Relational continuity and patients’ perception of GP trust and respect: a qualitative study
Mairead Murphy and Chris Salisbury
Background: Despite the benefits of relational continuity of care, particularly for patients with multimorbidity, the traditional model of continuity is changing. Revisiting what patients with ongoing problems want from relational continuity could encourage initiatives to achieve these within a modern healthcare system. Aim: To examine the attributes of GPs that patients with long-term conditions value most, and which attributes patients believe are facilitated by relational continuity.

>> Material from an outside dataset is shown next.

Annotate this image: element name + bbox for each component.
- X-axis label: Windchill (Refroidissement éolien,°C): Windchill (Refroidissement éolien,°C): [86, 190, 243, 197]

Design and setting: Qualitative study in UK general practice. Method: A thematic analysis was carried out, based on secondary analysis of interviews with 25 patients with long-term conditions that were originally conducted to inform a patient-reported outcome measure for primary care. Results: Patients with long-term conditions wanted their GPs to be clinically competent, to examine, listen to, care for, and take time with them, irrespective of whether they have seen them before. They believed that relational continuity facilitates a GP knowing their history, giving consistent advice, taking responsibility and action, and trusting and respecting them. Patients acknowledged practical difficulties and safety issues in achieving the first three of these without relational continuity. However, patients felt that GPs should trust and respect them even when continuity was not possible. Conclusion: Policy initiatives promoting continuity with a GP or healthcare team should continue. Many patients see continuity as a safety issue. When patients experience relationship discontinuity, they often feel that they are not taken seriously or believed by their GP. GPs should therefore consistently seek to visibly demonstrate trust in their patients, particularly when they have not seen them before.